Ama en çok da direnç sağlayacak olanlar ise başta beni ve hepimizi de yanıltacak olan öğrenci gençliği oldu. Onların direnci, gayreti ve heyecanı; tüm kitlenin kendilerine olan güvenini daha da üst boyuta taşıyarak; yıkılması güç bir dirence dönüştürdü.
Elbette, Sol, Sosyalist Parti ve güçlerin özellikle DİSK’in de meydanlara inmesi: Valiliğin İstanbul, Ankara ve İzmir’e koyduğu eylem yasağının ilga edilmesine neden oldu. Korku duvarı bir kez aşılınca; ne TOMA, ne Çevik Kuvvet, ne de biber gazının etkisi hiçe indi. Saraçhane Meydanı, AKP+MHP Devletine meydan okuyan bir alan olarak sabahlara kadar direnişin merkezi olarak her gece hınca hınç işçi, emekli, memur ve öğrencilerin doldurduğu alan oldu.

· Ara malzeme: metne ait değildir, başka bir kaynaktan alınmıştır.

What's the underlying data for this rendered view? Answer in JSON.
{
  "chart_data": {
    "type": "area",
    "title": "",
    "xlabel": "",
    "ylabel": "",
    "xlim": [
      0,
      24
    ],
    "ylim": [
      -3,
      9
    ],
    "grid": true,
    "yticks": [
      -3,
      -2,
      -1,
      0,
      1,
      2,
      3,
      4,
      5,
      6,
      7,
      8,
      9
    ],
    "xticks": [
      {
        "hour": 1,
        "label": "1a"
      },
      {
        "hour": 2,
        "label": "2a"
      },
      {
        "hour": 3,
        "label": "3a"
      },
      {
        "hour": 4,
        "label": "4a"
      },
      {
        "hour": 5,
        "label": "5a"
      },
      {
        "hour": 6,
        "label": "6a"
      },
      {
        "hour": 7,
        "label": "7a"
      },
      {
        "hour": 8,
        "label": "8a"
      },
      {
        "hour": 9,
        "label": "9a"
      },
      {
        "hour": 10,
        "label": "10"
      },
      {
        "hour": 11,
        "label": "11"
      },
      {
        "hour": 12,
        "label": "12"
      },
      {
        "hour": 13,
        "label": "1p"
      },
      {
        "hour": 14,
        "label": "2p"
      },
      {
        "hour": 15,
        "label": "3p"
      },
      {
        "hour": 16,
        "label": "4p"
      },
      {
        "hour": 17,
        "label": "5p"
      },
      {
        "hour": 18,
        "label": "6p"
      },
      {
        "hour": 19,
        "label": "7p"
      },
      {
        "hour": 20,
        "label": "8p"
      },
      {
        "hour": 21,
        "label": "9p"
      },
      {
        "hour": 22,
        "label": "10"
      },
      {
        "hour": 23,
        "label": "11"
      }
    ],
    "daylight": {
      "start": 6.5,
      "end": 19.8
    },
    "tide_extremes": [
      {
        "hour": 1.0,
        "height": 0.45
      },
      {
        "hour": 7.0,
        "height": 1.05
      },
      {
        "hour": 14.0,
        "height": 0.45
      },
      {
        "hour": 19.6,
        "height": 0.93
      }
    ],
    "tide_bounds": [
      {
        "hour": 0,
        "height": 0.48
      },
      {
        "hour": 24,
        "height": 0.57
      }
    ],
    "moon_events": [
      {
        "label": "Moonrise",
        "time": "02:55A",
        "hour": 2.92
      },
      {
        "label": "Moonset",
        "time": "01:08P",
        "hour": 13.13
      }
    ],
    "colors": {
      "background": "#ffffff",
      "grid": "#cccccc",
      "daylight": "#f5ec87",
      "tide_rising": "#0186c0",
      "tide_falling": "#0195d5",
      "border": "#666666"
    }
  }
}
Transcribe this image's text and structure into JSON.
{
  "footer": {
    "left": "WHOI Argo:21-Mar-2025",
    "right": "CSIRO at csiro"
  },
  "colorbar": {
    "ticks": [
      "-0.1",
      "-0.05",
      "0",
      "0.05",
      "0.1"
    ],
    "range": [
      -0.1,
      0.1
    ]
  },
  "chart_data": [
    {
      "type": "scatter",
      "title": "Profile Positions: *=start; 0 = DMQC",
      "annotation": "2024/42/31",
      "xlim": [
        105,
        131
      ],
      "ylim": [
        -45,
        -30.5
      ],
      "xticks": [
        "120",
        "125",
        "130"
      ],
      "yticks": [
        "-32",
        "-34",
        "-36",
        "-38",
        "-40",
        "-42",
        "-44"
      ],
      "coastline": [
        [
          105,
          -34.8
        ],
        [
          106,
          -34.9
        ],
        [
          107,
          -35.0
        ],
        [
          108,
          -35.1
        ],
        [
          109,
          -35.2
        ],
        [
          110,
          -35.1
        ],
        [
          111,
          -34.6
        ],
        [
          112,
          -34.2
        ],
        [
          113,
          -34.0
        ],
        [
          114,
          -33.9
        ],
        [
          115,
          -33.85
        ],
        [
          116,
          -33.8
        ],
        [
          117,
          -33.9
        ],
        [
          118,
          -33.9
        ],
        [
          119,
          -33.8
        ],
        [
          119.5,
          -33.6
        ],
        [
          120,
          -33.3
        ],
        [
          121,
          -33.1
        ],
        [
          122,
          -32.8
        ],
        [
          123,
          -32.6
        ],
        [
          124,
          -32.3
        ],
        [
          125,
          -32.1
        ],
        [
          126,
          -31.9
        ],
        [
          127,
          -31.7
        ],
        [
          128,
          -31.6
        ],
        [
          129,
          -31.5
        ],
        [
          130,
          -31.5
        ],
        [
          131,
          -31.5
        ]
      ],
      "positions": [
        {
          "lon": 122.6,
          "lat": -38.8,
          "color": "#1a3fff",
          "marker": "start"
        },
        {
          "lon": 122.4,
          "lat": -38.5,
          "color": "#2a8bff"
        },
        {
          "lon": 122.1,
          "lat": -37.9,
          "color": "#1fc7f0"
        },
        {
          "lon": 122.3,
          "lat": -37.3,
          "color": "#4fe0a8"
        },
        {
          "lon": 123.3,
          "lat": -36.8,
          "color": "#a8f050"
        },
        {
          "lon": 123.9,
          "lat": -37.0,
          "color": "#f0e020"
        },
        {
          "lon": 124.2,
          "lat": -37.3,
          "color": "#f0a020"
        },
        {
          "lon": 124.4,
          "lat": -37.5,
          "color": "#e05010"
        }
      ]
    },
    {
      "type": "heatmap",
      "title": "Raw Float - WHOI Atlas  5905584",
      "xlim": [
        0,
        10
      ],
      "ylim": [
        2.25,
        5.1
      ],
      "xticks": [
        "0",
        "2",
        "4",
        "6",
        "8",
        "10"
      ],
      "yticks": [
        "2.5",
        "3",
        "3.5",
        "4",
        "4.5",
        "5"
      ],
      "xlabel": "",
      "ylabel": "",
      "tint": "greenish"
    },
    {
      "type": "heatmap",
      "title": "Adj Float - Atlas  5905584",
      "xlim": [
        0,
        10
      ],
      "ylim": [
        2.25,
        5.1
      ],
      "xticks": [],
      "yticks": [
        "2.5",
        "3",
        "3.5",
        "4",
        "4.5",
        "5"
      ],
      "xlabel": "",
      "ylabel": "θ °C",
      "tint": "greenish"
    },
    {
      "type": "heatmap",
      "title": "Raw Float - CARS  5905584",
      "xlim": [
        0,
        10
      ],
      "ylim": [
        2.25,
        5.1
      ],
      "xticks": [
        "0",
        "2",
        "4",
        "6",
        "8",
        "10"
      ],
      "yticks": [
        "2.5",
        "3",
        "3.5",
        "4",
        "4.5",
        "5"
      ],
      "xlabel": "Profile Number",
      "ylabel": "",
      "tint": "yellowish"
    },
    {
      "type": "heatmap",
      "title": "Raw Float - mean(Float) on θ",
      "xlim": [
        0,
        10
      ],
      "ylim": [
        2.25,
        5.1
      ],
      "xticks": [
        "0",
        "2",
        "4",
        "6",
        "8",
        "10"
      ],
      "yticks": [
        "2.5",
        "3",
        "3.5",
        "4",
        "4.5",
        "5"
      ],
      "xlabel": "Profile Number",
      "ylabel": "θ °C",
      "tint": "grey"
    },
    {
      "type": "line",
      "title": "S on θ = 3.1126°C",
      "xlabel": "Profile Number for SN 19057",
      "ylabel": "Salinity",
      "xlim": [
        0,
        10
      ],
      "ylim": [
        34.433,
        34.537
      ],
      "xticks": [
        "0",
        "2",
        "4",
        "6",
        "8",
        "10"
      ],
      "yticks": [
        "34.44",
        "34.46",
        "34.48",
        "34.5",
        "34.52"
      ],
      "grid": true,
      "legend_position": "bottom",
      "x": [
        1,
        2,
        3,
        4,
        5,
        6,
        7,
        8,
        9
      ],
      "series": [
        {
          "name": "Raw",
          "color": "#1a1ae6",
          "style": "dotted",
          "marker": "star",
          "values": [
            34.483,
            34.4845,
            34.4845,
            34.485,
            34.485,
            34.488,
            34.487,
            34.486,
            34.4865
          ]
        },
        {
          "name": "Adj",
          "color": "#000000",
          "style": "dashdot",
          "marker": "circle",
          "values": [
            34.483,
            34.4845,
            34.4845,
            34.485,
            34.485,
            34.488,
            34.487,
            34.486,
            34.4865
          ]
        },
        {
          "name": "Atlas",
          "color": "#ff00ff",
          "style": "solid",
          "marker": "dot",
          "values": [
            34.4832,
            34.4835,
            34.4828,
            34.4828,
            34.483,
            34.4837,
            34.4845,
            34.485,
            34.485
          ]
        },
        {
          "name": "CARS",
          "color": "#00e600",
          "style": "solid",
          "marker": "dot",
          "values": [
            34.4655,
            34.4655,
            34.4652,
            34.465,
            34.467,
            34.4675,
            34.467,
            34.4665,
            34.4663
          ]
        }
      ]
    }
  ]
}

İşte tüm bunların sonucunda: Ekrem İmamoğlu Terör Örgütü olarak lanse edilen hukuksuzluğun sonunu getirdi. Erdoğan’ın Cumartesiyi Pazar’a bağlayan geceyi yeniden değerlendirmesinin sonucunda: İmamoğlu’nu terörden tutuklatmaktan vazgeçiren kararını vermesine neden oldu. Yani Erdoğan, kendi oyunu ile alta düşüp; YENİLDİ.
Bu yenilgiye güvenip; işleri gevşetmek; yapılacak en aptalca şey olur. Hemen yarın sabahtan başlayarak CHP, İmamoğlu’nun da dediği gibi sokaklardan asla çekilmemeli. Her ilde Demokrasi Mitingleri yapmalı. İl ve ilçelerde ev ev, sokak sokak herkes ile yüz yüze temas edip; bu despot iktidardan kurtulmanın gerekliliğini anlatmalı. Politize olmuş insanların hangi partiden olduğuna bakmadan; birlikte hareket edebileceklerinin altı çizilmeli.
Erdoğan hala 2025 Kasım ayında Erken Seçim yapmayı planlıyor. Önümüzde çok fazla zaman yok. Halk, Erdoğan’dan bıktığını gösterdi. Ama hala muhalefete tam olarak güvenmiyor. Şu son 4 gündeki başta CHP’nin gösterdiği kararlılık, azalmadan artarak, halka dokunmalı. Al-i Osmanda oyun çok olduğunu da asla unutmamalı.
Hamiş: Bu Pazar günü ben de CHP’nin, Ön Seçim için kurduğu sandıklardan Dayanışma Sandığına İmamoğlu’nun adını attım. İlk kez İmamoğlu’na 2019’da İstanbul için tekrarlanan seçim için oy vermiştim. Hayat yine beni kendisine oy vermeye mecbur bıraktı. Doğru bir şey yaptığımı biliyorum ama yine de içime sinmeyen bir şeyler var.